The time has come..

I have to replace my old easel. I first picked him up in Florence, part of a job lot being replaced by the Charles H. Cecil Studio where I had been studying. I was setting up a realist summer art school with James Napier, in London, and we bought them for a pittance, and, I presume, jammed them into our cars to get them back, I can’t imagine I flew them back, even in the heady days of limitless baggage on easyjet.

Charles H. Cecil Studio

They did service at the summer school, which rolled on for a year or two, eventually developing into the now enormously successful London Academy of Realist Art (drawpaintsculpt.com) which these days is run by James and his sister. I hung onto my easel (sorry James!) and its done a decade or so with me. A year or so in the punishingly expensive studios of London, a thankfully short while sharing what was basically a cave with James in the London Bronze Foundry and then more recently in my studio here.

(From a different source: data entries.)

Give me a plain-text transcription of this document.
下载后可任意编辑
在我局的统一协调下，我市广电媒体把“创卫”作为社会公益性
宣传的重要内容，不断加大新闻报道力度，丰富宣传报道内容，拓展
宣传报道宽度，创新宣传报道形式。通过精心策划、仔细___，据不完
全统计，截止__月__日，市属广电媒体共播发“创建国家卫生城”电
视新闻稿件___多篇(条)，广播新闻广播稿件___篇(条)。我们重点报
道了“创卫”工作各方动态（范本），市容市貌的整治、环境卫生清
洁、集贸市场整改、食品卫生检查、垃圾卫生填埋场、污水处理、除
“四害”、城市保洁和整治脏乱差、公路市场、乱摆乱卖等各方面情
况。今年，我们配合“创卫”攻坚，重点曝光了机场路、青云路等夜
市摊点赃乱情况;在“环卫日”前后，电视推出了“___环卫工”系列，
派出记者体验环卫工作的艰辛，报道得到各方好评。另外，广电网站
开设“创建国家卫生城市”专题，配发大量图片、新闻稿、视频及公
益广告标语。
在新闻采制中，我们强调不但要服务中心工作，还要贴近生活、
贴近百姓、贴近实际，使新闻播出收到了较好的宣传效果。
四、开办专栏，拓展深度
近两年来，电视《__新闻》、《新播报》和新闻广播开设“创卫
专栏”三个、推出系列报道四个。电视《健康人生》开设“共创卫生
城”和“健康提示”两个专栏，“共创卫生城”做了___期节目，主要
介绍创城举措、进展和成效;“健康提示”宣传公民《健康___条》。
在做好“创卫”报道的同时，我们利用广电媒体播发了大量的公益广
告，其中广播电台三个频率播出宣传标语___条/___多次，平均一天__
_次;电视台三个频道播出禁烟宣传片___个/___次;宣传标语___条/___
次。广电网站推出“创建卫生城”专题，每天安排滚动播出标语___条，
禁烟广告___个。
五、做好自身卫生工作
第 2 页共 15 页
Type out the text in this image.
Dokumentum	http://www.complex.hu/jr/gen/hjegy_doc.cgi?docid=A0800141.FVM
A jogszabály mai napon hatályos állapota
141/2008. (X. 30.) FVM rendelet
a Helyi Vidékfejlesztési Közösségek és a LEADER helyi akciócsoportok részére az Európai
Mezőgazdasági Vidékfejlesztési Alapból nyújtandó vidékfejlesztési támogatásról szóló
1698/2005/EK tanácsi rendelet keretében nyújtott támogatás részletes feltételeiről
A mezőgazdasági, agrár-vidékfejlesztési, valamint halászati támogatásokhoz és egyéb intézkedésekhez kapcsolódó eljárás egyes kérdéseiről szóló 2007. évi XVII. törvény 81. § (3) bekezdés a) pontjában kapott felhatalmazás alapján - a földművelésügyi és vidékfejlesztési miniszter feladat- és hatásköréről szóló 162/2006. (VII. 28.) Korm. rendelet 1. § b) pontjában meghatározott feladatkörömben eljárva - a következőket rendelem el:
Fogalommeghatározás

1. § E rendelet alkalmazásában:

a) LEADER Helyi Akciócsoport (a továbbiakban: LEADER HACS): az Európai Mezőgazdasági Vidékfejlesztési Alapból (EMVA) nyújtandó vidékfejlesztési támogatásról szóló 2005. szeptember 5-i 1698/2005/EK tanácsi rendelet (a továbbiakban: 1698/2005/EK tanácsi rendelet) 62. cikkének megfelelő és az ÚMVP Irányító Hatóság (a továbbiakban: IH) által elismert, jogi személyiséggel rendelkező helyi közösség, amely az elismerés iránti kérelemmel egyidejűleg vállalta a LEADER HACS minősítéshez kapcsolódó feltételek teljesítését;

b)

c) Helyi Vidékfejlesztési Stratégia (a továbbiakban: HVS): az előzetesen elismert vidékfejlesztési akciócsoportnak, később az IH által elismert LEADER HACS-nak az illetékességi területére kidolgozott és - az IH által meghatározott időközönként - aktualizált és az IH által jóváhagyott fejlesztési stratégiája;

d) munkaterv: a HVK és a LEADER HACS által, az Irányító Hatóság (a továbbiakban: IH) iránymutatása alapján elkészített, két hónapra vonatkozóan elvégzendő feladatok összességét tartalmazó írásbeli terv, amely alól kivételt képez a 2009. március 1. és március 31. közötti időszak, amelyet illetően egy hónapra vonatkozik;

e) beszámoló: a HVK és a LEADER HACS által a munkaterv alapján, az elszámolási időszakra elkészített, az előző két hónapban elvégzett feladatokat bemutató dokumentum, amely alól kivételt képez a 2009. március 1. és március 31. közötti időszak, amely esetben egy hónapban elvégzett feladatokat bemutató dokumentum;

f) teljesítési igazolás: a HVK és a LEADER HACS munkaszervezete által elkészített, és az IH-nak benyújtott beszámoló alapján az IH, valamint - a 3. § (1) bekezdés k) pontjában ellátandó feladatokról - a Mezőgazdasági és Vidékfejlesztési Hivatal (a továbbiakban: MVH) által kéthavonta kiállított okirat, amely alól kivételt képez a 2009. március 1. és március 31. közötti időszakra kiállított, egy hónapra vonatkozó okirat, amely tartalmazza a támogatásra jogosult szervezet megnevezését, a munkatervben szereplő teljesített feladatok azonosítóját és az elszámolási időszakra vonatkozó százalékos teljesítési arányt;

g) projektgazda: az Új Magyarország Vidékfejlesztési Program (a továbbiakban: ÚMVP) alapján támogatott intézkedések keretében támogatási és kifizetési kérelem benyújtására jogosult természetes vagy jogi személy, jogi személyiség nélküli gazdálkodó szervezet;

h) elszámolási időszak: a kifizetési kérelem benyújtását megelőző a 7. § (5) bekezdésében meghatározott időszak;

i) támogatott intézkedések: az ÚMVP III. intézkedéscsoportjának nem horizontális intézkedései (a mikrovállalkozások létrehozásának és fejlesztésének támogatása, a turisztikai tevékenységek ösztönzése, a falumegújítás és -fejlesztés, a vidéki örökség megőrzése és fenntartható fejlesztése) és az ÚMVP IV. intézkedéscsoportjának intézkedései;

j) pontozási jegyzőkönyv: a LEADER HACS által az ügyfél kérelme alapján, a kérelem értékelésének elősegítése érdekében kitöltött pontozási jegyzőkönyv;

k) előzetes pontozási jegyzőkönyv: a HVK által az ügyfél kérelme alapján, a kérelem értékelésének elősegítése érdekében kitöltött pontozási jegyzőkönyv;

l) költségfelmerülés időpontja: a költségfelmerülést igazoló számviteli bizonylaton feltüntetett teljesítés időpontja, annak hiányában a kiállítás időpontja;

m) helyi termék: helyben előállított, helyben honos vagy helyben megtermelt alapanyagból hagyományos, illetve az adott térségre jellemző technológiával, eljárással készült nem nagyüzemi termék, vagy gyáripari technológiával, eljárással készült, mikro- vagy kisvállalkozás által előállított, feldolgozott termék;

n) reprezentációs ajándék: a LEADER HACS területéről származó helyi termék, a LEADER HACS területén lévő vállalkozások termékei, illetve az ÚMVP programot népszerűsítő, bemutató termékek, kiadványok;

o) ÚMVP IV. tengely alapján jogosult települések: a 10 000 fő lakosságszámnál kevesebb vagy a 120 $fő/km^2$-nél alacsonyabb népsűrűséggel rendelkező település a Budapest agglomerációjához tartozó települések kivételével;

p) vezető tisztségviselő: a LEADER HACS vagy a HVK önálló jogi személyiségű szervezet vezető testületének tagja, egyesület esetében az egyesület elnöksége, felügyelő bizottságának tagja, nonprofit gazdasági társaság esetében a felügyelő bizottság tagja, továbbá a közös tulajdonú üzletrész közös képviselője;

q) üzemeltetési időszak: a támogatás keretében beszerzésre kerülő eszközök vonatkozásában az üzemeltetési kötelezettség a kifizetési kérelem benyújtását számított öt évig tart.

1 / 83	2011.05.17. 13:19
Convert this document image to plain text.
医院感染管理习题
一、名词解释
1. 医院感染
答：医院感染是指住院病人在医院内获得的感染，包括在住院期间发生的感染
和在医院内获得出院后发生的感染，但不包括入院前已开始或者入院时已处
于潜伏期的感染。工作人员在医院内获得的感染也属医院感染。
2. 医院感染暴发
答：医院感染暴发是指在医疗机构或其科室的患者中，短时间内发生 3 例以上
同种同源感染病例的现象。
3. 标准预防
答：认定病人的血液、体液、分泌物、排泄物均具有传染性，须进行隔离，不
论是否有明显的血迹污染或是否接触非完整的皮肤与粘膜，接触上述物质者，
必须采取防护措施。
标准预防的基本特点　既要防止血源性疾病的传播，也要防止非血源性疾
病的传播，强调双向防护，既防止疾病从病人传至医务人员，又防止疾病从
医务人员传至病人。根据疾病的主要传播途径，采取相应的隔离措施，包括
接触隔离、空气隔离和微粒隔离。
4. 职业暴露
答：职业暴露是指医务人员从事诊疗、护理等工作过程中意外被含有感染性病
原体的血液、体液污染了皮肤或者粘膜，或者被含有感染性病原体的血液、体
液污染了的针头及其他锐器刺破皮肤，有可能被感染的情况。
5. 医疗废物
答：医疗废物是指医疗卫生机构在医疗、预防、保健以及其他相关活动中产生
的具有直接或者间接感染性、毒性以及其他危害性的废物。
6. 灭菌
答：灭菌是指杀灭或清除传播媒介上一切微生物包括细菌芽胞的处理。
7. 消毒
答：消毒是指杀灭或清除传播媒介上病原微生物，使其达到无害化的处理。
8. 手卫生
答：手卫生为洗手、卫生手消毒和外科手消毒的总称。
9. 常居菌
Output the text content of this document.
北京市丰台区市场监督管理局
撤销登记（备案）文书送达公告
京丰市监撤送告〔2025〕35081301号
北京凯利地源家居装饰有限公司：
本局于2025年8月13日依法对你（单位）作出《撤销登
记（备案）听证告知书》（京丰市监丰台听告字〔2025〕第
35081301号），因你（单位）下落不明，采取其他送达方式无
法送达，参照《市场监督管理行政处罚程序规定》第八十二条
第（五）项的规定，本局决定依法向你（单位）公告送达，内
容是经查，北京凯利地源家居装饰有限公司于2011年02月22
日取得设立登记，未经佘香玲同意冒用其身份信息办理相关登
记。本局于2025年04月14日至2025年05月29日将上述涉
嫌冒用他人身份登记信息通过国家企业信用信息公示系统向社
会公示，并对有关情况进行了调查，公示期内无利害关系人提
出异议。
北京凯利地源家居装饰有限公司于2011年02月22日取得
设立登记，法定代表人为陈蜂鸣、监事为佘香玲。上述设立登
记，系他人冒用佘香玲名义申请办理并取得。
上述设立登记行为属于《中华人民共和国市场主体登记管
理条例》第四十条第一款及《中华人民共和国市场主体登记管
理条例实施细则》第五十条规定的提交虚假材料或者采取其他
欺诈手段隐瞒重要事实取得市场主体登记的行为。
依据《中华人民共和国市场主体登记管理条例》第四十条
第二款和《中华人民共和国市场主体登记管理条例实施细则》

The old easel with a work in progress

Old age has got him finally, in the end. He shakes and shudders, arthritic in every joint, and is also incontinent, leaking onto my feet (or the spaniels sleeping below) various noxious fluids I use in my work. I had a moment of madness, shopping late night on my ipad and bought a beast from Jacksons Art, a beechwood Chippendale of a model by Mabef. I’m pretty sure it cost more than my first car. It rolls, extends, lays flat, has drawers, but part of me will miss my old, paint encrusted easel from Italy, who knows how many students, and how many works have been created in his rickety wooden embrace?

Mmmm, don’t think he’ll be clean for long!